The only other types of cinemas that will survive will be the smaller indie houses that have low overhead. There will always be a market for the outré, and indie theaters will be able to provide a modest experience at a lower price point. Thanks to advances in digital projection technology, some indie houses have eliminated their projection booths altogether, mounting smaller digital projectors — operated by remote with an iPad — on the theater's rear wall. Loading films directly — and eventually by remote broadcast from the distributors — will eliminate a lot of issues with presentation and distribution. 

Goodbye, multiplex

The era of the 1990s multiplex is coming to an end. The glory days of taking in mid-budget studio fare multiple times in a week at your neighborhood's seven-plex are essentially over. Multiplexes are already going the way of shopping malls. Yes, several will hang on, and one may be able to visit a multiplex on the outskirts of larger cities. But outsize, airport-looking 12-screen theaters are, as we have seen, closing by the score. Blockbusters are making more money than mid-budget fare, which are currently going to straight-to-streaming.

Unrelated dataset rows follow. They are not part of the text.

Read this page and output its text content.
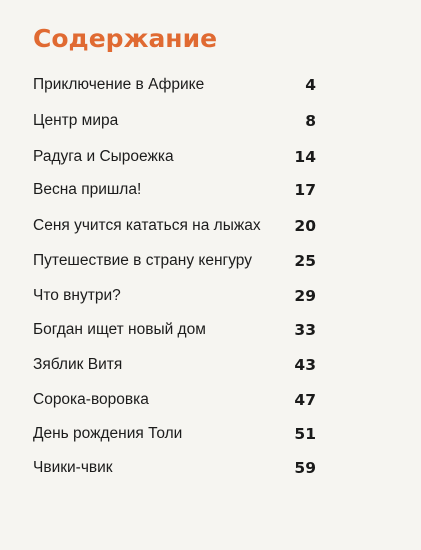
Содержание
Приключение в Африке	4
Центр мира	8
Радуга и Сыроежка	14
Весна пришла!	17
Сеня учится кататься на лыжах 20
Путешествие в страну кенгуру	25
Что внутри?	29
Богдан ищет новый дом	33
Зяблик Витя	43
Сорока-воровка	47
День рождения Толи	51
Чвики-чвик	59
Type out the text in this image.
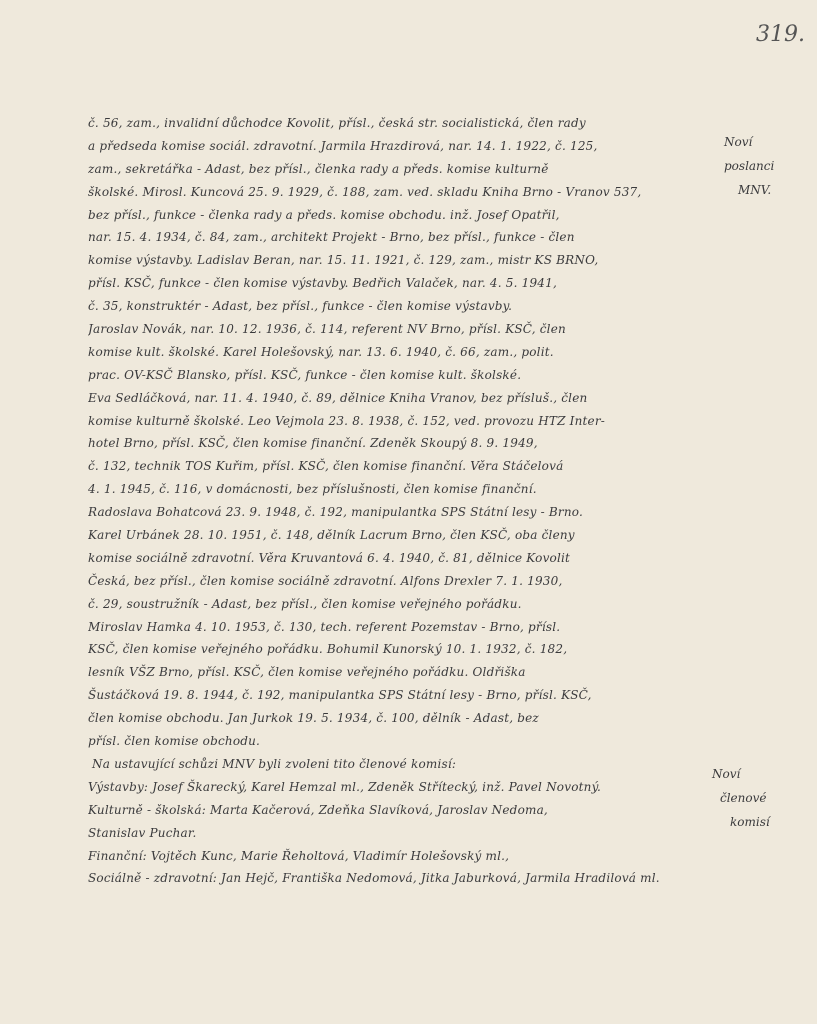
319.
č. 56, zam., invalidní důchodce Kovolit, přísl., česká str. socialistická, člen rady
a předseda komise sociál. zdravotní. Jarmila Hrazdirová, nar. 14. 1. 1922, č. 125,
zam., sekretářka - Adast, bez přísl., členka rady a předs. komise kulturně
školské. Mirosl. Kuncová 25. 9. 1929, č. 188, zam. ved. skladu Kniha Brno - Vranov 537,
bez přísl., funkce - členka rady a předs. komise obchodu. inž. Josef Opatřil,
nar. 15. 4. 1934, č. 84, zam., architekt Projekt - Brno, bez přísl., funkce - člen
komise výstavby. Ladislav Beran, nar. 15. 11. 1921, č. 129, zam., mistr KS BRNO,
přísl. KSČ, funkce - člen komise výstavby. Bedřich Valaček, nar. 4. 5. 1941,
č. 35, konstruktér - Adast, bez přísl., funkce - člen komise výstavby.
Jaroslav Novák, nar. 10. 12. 1936, č. 114, referent NV Brno, přísl. KSČ, člen
komise kult. školské. Karel Holešovský, nar. 13. 6. 1940, č. 66, zam., polit.
prac. OV-KSČ Blansko, přísl. KSČ, funkce - člen komise kult. školské.
Eva Sedláčková, nar. 11. 4. 1940, č. 89, dělnice Kniha Vranov, bez přísluš., člen
komise kulturně školské. Leo Vejmola 23. 8. 1938, č. 152, ved. provozu HTZ Inter-
hotel Brno, přísl. KSČ, člen komise finanční. Zdeněk Skoupý 8. 9. 1949,
č. 132, technik TOS Kuřim, přísl. KSČ, člen komise finanční. Věra Stáčelová
4. 1. 1945, č. 116, v domácnosti, bez příslušnosti, člen komise finanční.
Radoslava Bohatcová 23. 9. 1948, č. 192, manipulantka SPS Státní lesy - Brno.
Karel Urbánek 28. 10. 1951, č. 148, dělník Lacrum Brno, člen KSČ, oba členy
komise sociálně zdravotní. Věra Kruvantová 6. 4. 1940, č. 81, dělnice Kovolit
Česká, bez přísl., člen komise sociálně zdravotní. Alfons Drexler 7. 1. 1930,
č. 29, soustružník - Adast, bez přísl., člen komise veřejného pořádku.
Miroslav Hamka 4. 10. 1953, č. 130, tech. referent Pozemstav - Brno, přísl.
KSČ, člen komise veřejného pořádku. Bohumil Kunorský 10. 1. 1932, č. 182,
lesník VŠZ Brno, přísl. KSČ, člen komise veřejného pořádku. Oldřiška
Šustáčková 19. 8. 1944, č. 192, manipulantka SPS Státní lesy - Brno, přísl. KSČ,
člen komise obchodu. Jan Jurkok 19. 5. 1934, č. 100, dělník - Adast, bez
přísl. člen komise obchodu.
Na ustavující schůzi MNV byli zvoleni tito členové komisí:
Výstavby: Josef Škarecký, Karel Hemzal ml., Zdeněk Střítecký, inž. Pavel Novotný.
Kulturně - školská: Marta Kačerová, Zdeňka Slavíková, Jaroslav Nedoma,
Stanislav Puchar.
Finanční: Vojtěch Kunc, Marie Řeholtová, Vladimír Holešovský ml.,
Sociálně - zdravotní: Jan Hejč, Františka Nedomová, Jitka Jaburková, Jarmila Hradilová ml.
Noví
poslanci
MNV.
Noví
členové
komisí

A few weeks ago, a Barry Levinson film called "The Survivor" was put on HBO Max. It was a high-end prestige release, a biography of Harry Haft, a Jewish professional boxer who survived life in Nazi concentration camps by fighting other prisoners for his captors' amusement. It stars Ben Foster, Danny DeVito, Vicky Krieps, and John Leguizamo. In the Before Times, a film like "The Survivor" would have been released in theaters during Oscar season and would have been in the conversation for major awards. In 2022, it is released on HBO Max without much fanfare. This is the world we live in. The mid-budget, adult focused, prestige fare that was once the bread and butter of the multiplex is now merely two more hours of online "content." The big theatrical money is now in Multiverses of Madness, Top Guns, and big-budget movies that come pre-sold with a pedigree and maybe some juicy IP. 

Theaters will survive, of course; few mediums ever truly die out. But times are in the midst of changing, and we're moving into an era where only the smallest and the biggest will be in play. Start saving for the amusement park movies of the future, as they will be expensive. While you save, you can watch the more interesting art on a budget in your neighborhood. For everything else, you'll stay home.